Risk classification is determined based on the white blood cell (WBC) and platelet count. For patient with low- or intermediate-risk disease (WBC < 10,000/μL), all-trans retinoic acid (ATRA) plus arsenic trioxide (ATO) rather than ATRA plus anthracycline-based chemotherapy is recommended [11]. However, for patient presents with high-risk disease (WBC ≥ 10,000/μL), ATRA plus anthracycline-based chemotherapy is the most commonly used initial therapy [11]. ATRA is the key component of the therapy regime as it promotes the terminal differentiation of malignant promyelocytes to mature neutrophils. The optimal dose and duration of ATRA regime are not established. The standard dose of ATRA regime is continued until achievement of complete remission by peripheral blood and bone marrow criteria as long as the patient is tolerating it well [12].

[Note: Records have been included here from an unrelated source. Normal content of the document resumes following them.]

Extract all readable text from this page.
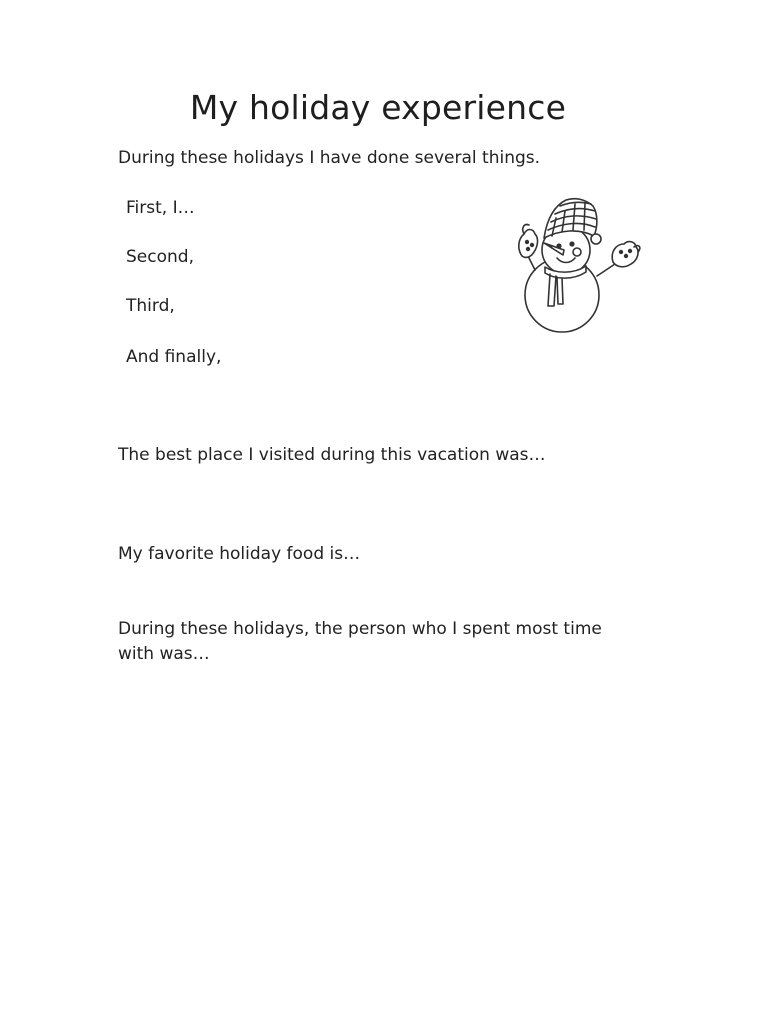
My holiday experience

During these holidays I have done several things.

First, I…

Second,

Third,

And finally,

The best place I visited during this vacation was…

My favorite holiday food is…

During these holidays, the person who I spent most time with was…
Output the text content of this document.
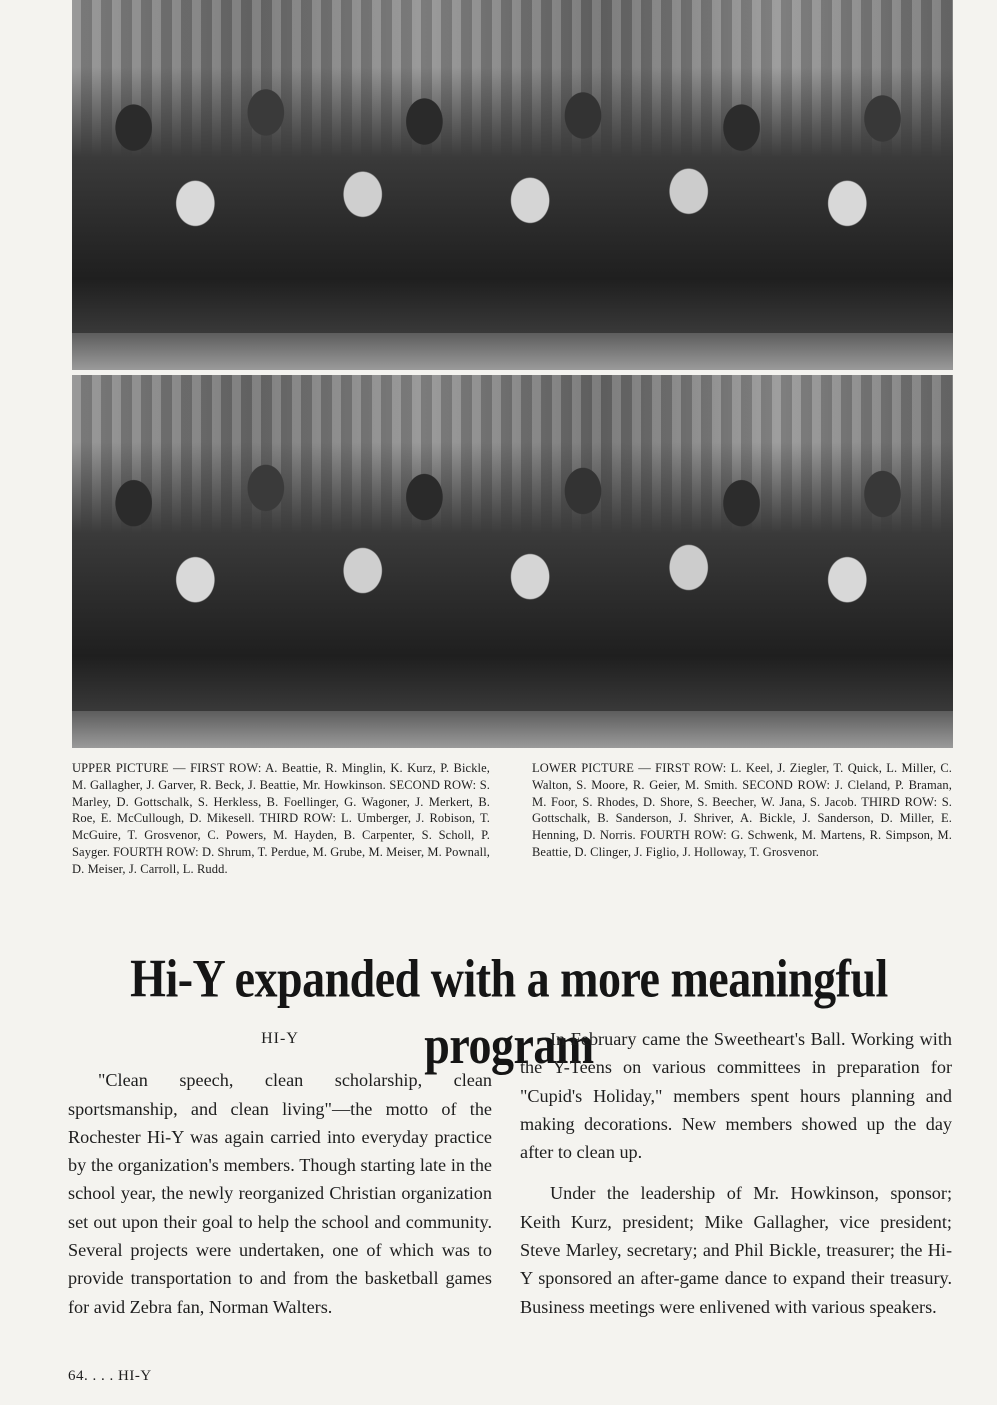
UPPER PICTURE — FIRST ROW: A. Beattie, R. Minglin, K. Kurz, P. Bickle, M. Gallagher, J. Garver, R. Beck, J. Beattie, Mr. Howkinson. SECOND ROW: S. Marley, D. Gottschalk, S. Herkless, B. Foellinger, G. Wagoner, J. Merkert, B. Roe, E. McCullough, D. Mikesell. THIRD ROW: L. Umberger, J. Robison, T. McGuire, T. Grosvenor, C. Powers, M. Hayden, B. Carpenter, S. Scholl, P. Sayger. FOURTH ROW: D. Shrum, T. Perdue, M. Grube, M. Meiser, M. Pownall, D. Meiser, J. Carroll, L. Rudd.
LOWER PICTURE — FIRST ROW: L. Keel, J. Ziegler, T. Quick, L. Miller, C. Walton, S. Moore, R. Geier, M. Smith. SECOND ROW: J. Cleland, P. Braman, M. Foor, S. Rhodes, D. Shore, S. Beecher, W. Jana, S. Jacob. THIRD ROW: S. Gottschalk, B. Sanderson, J. Shriver, A. Bickle, J. Sanderson, D. Miller, E. Henning, D. Norris. FOURTH ROW: G. Schwenk, M. Martens, R. Simpson, M. Beattie, D. Clinger, J. Figlio, J. Holloway, T. Grosvenor.
Hi-Y expanded with a more meaningful program

HI-Y

"Clean speech, clean scholarship, clean sportsmanship, and clean living"—the motto of the Rochester Hi-Y was again carried into everyday practice by the organization's members. Though starting late in the school year, the newly reorganized Christian organization set out upon their goal to help the school and community. Several projects were undertaken, one of which was to provide transportation to and from the basketball games for avid Zebra fan, Norman Walters.

In February came the Sweetheart's Ball. Working with the Y-Teens on various committees in preparation for "Cupid's Holiday," members spent hours planning and making decorations. New members showed up the day after to clean up.

Under the leadership of Mr. Howkinson, sponsor; Keith Kurz, president; Mike Gallagher, vice president; Steve Marley, secretary; and Phil Bickle, treasurer; the Hi-Y sponsored an after-game dance to expand their treasury. Business meetings were enlivened with various speakers.

64. . . . HI-Y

Approximately 90 percent of patients with newly diagnosed APL will achieve a hematological complete remission with induction therapy. However, without consolidation therapy, virtually all of these patients will relapse. Consolidation therapy is directed at leukemia cells that survived induction therapy but are not detectable by conventional tests [11]. Maintenance therapy decreases the incidence of relapse further and improves disease-free survival for those who have undergone induction with ATRA plus chemotherapy followed by consolidation therapy [11]. For patients with relapsed or refractory disease, allogeneic or autologous haematopoietic cell transplantation plus chemotherapy are able to improve the prognosis and survival.

APL is the first example of a malignant disease that is highly curable with molecularly targeted therapy against its specific genetic abnormality [12]. The cure rate of approximately 80% to 90% of patients who survive induction and achieve complete remission can be expected [10] [13]. Early mortality is usually due to catastrophic bleeding.

5. Conclusion

Managing APL can be challenging in a rural setting due to the lack of relevant expertise and facilities. Our intention is to alert the health care personnel regarding the possibility of APL in a patient presenting with high WBC, low platelet and fatal bleeding. It also highlights the importance of high index of suspicion, effective communication between clinicians, haematologist and haemato-pathologist which may provide a timely diagnosis and treatment.

Conflicts of Interest

The authors declare no conflicts of interest regarding the publication of this paper.